When a storm blows up, members of the Goodman Emergency Management team are on duty.
Last night, volunteers arrived at the group’s headquarters beside the Goodman Police Department at about 8:30 p.m. They had an intuition about the storm. It passed with no damage, but not before a hook echo formed on the radar screen and the National Weather Service issued a tornado warning.
Firefighters, police, volunteers and city government work together to make the operation a success.
“The main aspect of emergency management is to balance everyone else,” said Goodman Emergency Management Director Denis Kolb. “We kind of bring everyone together as one body.”
The room is a mini command center for the city. The office is furnished with computers and equipment Kolb and Assistant Director Keith Kohley purchased themselves. There’s a second-hand gold couch, chair, three desks and computers alongside an assortment of radios. The radios connect them to other departments in the region, and they monitor CB traffic. Weather equipment and online radar keep them appraised of the weather situation and they hope to find a grant for an infrared-style camera so they are better equipped for search and rescue. The town pays for utilities and gives them the room in the police station where they operate.
“We pretty much operate on a skeleton budget,” Kohley said.
During a storm, they communicate with spotters and keep local operations notified of conditions and out of the path of the storm.

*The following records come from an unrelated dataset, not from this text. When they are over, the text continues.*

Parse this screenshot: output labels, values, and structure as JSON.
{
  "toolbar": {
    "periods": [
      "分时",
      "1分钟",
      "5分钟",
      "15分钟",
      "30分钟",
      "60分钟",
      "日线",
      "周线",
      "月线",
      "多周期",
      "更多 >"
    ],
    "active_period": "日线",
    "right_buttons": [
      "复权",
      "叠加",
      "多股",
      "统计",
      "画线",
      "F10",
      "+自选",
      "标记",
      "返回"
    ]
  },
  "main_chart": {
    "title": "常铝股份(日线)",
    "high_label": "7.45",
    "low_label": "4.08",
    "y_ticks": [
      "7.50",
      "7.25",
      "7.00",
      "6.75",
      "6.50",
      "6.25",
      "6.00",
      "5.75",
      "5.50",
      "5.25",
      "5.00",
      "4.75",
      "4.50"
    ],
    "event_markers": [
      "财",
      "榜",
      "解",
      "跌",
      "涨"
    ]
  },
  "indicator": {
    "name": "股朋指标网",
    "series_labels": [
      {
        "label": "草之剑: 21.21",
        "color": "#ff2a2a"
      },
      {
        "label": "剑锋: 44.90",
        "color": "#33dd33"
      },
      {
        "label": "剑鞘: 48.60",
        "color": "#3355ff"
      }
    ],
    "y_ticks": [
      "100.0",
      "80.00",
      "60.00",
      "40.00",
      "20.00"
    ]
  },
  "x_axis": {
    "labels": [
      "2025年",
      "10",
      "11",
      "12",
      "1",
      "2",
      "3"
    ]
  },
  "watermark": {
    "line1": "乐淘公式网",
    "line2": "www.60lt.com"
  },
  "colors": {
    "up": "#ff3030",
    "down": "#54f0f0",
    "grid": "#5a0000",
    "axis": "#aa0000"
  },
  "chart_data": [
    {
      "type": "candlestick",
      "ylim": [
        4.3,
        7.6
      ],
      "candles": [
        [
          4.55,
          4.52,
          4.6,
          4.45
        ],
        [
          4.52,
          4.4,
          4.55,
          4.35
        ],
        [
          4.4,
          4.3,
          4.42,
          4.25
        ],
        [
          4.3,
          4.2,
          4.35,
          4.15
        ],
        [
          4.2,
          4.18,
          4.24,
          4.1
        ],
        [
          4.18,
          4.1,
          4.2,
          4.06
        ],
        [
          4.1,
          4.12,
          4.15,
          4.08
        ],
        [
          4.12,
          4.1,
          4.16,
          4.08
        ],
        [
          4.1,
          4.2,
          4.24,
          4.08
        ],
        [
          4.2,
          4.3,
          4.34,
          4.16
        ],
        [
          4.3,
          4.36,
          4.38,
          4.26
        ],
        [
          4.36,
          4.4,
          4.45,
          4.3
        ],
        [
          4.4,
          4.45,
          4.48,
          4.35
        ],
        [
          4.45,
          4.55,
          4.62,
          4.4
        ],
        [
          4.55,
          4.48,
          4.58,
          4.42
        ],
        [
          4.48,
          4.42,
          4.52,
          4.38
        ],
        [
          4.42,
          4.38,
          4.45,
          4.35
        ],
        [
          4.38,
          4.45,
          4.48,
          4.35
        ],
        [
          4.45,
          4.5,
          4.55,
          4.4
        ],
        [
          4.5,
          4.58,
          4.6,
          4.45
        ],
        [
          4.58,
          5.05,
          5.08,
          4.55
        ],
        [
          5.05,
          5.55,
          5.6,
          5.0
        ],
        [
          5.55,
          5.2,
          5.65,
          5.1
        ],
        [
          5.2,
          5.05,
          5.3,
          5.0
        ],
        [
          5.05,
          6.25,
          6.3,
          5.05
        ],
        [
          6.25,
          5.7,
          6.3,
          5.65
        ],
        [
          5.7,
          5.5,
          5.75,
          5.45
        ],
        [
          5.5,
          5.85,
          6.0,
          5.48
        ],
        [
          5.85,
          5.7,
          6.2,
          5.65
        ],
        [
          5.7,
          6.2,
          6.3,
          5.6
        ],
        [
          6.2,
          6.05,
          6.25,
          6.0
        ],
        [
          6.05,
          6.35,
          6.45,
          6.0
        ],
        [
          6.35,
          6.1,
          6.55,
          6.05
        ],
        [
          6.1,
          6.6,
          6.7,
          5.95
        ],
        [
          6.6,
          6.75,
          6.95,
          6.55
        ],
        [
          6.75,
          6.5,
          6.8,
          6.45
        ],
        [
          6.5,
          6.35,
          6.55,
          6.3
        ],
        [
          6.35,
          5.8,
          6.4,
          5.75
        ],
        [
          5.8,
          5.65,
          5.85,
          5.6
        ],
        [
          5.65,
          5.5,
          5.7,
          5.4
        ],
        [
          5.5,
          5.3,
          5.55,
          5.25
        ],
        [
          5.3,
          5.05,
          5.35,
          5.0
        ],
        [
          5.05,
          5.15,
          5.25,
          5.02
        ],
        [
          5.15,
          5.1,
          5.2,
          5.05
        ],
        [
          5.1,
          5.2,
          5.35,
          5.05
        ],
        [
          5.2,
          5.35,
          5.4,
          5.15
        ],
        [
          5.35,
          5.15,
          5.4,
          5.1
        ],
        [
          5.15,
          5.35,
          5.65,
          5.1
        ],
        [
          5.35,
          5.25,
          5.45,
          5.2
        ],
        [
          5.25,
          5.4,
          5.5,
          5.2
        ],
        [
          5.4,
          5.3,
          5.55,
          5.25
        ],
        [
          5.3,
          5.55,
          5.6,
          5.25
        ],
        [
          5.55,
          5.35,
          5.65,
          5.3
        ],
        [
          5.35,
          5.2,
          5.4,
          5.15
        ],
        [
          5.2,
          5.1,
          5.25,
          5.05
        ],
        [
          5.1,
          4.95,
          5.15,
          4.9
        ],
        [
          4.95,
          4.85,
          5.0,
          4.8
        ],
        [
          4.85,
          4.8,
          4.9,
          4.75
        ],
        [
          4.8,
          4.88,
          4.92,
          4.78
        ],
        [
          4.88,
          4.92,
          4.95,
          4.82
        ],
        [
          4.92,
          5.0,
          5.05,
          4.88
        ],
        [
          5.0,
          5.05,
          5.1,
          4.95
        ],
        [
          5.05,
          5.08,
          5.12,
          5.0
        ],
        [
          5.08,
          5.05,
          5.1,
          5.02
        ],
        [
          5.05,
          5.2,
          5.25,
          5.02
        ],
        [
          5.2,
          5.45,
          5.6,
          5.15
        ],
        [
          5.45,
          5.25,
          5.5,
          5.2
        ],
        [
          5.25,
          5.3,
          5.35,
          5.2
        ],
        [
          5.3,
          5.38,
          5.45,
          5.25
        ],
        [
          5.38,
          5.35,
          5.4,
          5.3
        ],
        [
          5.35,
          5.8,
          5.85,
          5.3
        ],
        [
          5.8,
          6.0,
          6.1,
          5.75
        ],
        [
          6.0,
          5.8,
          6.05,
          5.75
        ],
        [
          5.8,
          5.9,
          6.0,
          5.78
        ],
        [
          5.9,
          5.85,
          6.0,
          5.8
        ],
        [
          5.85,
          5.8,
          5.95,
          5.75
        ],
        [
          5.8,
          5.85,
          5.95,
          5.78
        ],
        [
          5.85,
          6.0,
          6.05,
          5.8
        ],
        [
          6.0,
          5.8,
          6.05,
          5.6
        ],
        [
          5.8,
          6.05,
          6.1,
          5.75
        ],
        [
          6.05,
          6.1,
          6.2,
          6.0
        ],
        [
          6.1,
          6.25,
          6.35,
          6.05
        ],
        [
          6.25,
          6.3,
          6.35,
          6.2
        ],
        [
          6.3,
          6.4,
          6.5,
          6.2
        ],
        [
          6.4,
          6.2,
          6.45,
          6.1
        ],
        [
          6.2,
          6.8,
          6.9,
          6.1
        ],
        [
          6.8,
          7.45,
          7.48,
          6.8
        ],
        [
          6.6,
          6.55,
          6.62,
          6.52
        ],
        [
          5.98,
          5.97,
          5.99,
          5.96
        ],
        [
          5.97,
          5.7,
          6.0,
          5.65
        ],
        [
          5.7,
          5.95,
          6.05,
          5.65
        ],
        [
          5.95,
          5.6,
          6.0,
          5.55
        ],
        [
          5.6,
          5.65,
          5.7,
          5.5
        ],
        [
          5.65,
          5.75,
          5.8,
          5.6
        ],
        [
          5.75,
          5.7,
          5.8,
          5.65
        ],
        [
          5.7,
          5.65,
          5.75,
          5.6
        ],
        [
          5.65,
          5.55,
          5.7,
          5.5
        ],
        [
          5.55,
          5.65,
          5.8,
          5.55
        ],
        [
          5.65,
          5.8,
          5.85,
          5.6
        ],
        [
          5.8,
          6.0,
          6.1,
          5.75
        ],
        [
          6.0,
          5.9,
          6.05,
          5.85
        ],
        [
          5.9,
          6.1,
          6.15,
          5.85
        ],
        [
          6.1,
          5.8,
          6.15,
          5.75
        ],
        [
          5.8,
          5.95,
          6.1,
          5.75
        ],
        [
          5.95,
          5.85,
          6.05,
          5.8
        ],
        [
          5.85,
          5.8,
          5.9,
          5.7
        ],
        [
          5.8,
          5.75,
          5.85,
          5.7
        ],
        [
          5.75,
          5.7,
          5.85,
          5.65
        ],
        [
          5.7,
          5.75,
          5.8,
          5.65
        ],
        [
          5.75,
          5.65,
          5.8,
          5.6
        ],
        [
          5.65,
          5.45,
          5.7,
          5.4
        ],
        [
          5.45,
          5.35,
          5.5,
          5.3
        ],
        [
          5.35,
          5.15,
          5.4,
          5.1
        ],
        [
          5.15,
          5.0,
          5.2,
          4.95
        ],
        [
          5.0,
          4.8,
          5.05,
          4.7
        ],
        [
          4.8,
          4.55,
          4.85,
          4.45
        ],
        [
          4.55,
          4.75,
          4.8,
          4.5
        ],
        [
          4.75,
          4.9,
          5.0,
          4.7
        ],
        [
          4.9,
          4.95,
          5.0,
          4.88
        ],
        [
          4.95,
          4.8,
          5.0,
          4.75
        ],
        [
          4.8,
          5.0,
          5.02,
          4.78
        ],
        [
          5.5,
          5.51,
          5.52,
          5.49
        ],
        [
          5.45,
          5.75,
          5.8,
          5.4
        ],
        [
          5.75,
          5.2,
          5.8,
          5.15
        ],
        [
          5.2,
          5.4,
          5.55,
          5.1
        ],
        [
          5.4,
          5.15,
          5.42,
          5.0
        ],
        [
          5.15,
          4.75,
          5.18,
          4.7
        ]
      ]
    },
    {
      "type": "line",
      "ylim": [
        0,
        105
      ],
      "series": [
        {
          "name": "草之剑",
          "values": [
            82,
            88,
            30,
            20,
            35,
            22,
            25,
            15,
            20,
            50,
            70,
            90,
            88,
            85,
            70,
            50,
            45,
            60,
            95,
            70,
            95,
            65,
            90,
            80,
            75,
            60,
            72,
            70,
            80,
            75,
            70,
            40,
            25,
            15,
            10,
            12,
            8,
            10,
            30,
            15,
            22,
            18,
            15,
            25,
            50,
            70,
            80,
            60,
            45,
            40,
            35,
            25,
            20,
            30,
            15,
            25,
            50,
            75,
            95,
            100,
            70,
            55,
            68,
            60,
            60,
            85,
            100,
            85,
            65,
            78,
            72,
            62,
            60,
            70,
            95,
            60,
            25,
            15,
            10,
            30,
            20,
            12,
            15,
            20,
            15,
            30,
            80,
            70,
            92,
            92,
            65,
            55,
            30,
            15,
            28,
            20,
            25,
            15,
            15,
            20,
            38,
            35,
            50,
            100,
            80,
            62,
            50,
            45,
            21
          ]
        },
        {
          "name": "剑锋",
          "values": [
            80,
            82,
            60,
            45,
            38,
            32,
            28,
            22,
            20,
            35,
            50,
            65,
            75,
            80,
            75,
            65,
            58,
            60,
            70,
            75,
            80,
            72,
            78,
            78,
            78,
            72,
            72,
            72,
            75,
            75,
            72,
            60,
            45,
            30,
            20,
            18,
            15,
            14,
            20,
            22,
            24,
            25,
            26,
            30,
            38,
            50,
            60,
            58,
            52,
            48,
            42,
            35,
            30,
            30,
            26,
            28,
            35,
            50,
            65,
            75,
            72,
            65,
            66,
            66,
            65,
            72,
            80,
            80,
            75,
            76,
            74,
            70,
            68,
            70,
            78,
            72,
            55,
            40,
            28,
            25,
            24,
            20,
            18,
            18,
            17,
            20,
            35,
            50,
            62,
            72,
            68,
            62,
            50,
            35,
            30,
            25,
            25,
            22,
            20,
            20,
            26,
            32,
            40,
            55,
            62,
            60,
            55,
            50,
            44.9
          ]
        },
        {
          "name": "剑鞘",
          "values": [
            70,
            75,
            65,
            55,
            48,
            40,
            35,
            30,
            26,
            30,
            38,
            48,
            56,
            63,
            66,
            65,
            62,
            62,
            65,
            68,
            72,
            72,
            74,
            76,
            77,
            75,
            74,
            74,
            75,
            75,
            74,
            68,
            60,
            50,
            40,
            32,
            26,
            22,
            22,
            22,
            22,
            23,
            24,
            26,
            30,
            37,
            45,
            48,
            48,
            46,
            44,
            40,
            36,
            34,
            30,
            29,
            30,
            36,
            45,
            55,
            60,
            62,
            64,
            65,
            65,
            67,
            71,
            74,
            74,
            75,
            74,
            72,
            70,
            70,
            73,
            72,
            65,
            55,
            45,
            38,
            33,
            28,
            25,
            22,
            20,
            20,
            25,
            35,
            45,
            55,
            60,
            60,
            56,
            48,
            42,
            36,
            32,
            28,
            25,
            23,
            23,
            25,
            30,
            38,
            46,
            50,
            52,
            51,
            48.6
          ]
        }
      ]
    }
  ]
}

“If we see something coming,” Kolb said. “We’re going to request that the fire department be placed outside the affected area.”
But it isn’t just storms. They’ve been called out to clear Missouri Highway 59 during an ice storm. When a microburst downed power lines and threw a tree and the lines into an elderly couple’s home, they were able to awaken them and get them out of the danger zone.
There are hours of training that go into their efforts. The walls of the office are lined with FEMA / Homeland Security certificates from training they have completed, sometimes online, sometime in person. They have completed training modules in case of fire, ice storm, terrorist action, chemical spills, nuclear disaster, earthquake, and, of course, tornadoes.
“Denis [Kolb] and I’ll go anywhere we’re needed,” Kohley said. “If they call us, we’ll go.”
“When they ask for volunteers, my team will usually volunteer,” Kolb said.
Both are former firefighters and police officers and say they are there not to intercept those local agencies but to supply support.
“It is our mission to provide the very best service we can to protect the life and property of our town,” Kohley said.